Mais si vous situez ce réveil hors de la politique (politicienne, tout au moins), dès lors, COMMENT nous réveiller et, surtout, nous réveiller tous ensemble pour faire corps contre les forces libérales que vous dénoncez à raison ?
En vivant le catholicisme évangélique auquel nous appelle le pape François ? Ce serait déjà beaucoup, certes. Et en même temps, cela paraît si peu à l'échelle individuelle face aux puissances à l’œuvre...
Ne pas désespérer, déjà. Rester humble, ensuite. Se mettre en mouvement, enfin.

Quentin


[ PP à Q. - Le réveil, c'est d'abord la prise de conscience de chacun. C'est ce qui rendra le reste possible ! Première tâche : aider tout le monde à sortir des illusions. Et cette tâche-là est à notre portée. ]

réponse au commentaire

Écrit par : Quentin / | 12/05/2016

J.F. POISSON N'EST PAS LIBÉRAL

> Une exception parmi les pré-candidats de la droite qui passent par la case primaire, JF Poisson, qui affirmait lors de la présentation de son projet : "la principale révolution qui serait à accomplir aujourd'hui, c'est que le politique reprenne le pas sur la finance. Je sais que cela déplaît à certains, mais je ne suis pas libéral."
GP


[ PP à GP
- JFP (qui a toute notre admiration) ne pense sans doute pas battre Juppé. Sa présence combattante est une candidature de principe, utile dans la mesure où elle proclame tout haut ce que les libéraux ne pensent même pas tout bas.
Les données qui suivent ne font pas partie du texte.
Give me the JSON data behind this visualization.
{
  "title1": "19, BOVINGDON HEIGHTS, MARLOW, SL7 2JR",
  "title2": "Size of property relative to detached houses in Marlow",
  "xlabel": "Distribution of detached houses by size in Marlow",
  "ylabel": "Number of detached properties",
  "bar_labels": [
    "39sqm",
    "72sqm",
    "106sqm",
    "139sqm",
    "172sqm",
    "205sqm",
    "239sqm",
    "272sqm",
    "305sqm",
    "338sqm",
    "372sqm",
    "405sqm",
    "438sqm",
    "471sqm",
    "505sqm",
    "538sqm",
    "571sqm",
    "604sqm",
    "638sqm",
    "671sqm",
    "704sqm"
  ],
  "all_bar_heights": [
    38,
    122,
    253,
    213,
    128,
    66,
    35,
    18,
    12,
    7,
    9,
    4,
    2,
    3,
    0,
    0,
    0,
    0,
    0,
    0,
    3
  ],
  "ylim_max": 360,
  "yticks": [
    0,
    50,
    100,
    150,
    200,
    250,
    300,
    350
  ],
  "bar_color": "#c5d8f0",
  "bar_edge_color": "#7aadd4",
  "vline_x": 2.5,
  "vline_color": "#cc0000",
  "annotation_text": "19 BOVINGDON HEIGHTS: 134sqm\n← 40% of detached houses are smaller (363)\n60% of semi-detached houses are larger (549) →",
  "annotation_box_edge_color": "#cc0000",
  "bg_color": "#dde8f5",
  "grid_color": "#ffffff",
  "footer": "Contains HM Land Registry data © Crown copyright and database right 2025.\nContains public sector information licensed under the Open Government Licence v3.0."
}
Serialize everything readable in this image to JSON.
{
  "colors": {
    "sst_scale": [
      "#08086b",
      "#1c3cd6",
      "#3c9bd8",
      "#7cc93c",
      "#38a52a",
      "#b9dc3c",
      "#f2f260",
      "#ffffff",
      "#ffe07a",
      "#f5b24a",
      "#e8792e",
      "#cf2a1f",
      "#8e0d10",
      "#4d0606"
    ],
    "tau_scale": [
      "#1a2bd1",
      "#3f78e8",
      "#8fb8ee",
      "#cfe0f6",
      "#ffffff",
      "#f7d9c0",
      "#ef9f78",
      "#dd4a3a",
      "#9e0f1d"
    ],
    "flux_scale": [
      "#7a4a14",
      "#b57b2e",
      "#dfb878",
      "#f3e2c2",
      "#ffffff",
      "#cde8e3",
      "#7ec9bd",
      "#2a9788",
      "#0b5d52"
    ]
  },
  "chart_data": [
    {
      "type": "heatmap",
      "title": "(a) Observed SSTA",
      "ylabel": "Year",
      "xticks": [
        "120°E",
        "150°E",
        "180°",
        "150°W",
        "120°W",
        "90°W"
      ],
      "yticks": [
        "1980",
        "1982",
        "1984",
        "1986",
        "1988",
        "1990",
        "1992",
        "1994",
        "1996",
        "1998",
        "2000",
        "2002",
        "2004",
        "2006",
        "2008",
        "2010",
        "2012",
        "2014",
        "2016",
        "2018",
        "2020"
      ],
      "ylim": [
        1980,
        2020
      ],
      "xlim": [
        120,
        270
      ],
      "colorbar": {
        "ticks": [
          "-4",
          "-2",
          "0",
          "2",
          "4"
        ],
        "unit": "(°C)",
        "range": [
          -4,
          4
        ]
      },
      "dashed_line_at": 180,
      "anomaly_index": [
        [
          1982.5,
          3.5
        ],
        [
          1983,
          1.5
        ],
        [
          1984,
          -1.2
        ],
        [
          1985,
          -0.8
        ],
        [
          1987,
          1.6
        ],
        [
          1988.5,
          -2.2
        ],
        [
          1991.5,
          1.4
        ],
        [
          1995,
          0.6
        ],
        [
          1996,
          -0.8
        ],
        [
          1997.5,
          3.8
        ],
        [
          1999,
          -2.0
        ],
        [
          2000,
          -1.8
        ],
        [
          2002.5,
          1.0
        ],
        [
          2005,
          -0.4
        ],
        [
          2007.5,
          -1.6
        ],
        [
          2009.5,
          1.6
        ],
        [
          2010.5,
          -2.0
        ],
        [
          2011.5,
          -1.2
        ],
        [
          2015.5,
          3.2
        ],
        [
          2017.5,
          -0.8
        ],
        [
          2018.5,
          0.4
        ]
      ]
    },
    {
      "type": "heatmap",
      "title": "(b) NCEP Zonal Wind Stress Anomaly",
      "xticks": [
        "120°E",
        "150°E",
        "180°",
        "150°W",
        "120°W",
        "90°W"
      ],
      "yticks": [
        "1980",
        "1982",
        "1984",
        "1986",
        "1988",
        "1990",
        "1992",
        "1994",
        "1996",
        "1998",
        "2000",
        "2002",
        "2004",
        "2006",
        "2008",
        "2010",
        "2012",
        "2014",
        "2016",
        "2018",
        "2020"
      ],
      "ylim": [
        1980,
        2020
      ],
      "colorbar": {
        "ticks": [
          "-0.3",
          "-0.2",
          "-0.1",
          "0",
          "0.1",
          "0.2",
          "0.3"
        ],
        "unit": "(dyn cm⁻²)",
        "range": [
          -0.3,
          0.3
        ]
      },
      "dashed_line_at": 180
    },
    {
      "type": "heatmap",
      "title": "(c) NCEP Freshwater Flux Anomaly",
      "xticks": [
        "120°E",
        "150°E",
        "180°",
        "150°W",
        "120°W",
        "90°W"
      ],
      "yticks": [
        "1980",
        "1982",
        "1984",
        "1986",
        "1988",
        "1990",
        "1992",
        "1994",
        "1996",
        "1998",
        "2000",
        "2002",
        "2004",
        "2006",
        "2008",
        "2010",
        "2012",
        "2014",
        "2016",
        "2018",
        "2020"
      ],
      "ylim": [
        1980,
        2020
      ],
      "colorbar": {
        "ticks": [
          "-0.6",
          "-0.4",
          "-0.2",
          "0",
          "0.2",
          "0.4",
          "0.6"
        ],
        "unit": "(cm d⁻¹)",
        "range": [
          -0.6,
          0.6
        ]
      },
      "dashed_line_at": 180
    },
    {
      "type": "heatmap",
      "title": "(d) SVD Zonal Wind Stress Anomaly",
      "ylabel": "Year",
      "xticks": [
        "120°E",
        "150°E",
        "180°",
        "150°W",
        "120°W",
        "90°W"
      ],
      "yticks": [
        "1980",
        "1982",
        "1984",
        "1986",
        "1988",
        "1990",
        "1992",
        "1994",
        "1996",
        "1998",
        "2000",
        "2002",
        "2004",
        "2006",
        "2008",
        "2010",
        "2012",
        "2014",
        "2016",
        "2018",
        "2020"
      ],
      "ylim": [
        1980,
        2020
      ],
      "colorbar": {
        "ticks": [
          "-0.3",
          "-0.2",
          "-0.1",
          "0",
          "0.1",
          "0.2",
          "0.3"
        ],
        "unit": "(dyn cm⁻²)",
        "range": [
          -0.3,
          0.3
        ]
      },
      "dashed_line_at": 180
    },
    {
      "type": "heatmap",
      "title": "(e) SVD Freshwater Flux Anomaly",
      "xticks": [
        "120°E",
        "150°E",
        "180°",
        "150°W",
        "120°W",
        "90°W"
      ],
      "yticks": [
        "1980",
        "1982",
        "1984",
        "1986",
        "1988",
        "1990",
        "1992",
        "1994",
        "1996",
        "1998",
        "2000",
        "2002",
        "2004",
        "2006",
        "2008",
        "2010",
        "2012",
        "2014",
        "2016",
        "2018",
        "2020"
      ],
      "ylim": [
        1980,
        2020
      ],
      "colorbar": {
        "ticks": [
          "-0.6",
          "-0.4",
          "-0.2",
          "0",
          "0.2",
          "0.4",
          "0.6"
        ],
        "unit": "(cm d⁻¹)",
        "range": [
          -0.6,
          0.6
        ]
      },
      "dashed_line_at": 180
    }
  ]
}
Mais l'argent est du côté des libéraux : et c'est lui qui prévaut dans ce genre d'exercice...
- Accessoirement, il sera intéressant de voir si les bons jeunes gens de SC ont le courage de soutenir JFP, ou s'ils s'embarquent dans les contorsions habituelles. (On se souvient de la précédente "catho de l'UMP" se mettant debout sur sa chaise pour applaudir Juppé lors de son retour en 2006... ]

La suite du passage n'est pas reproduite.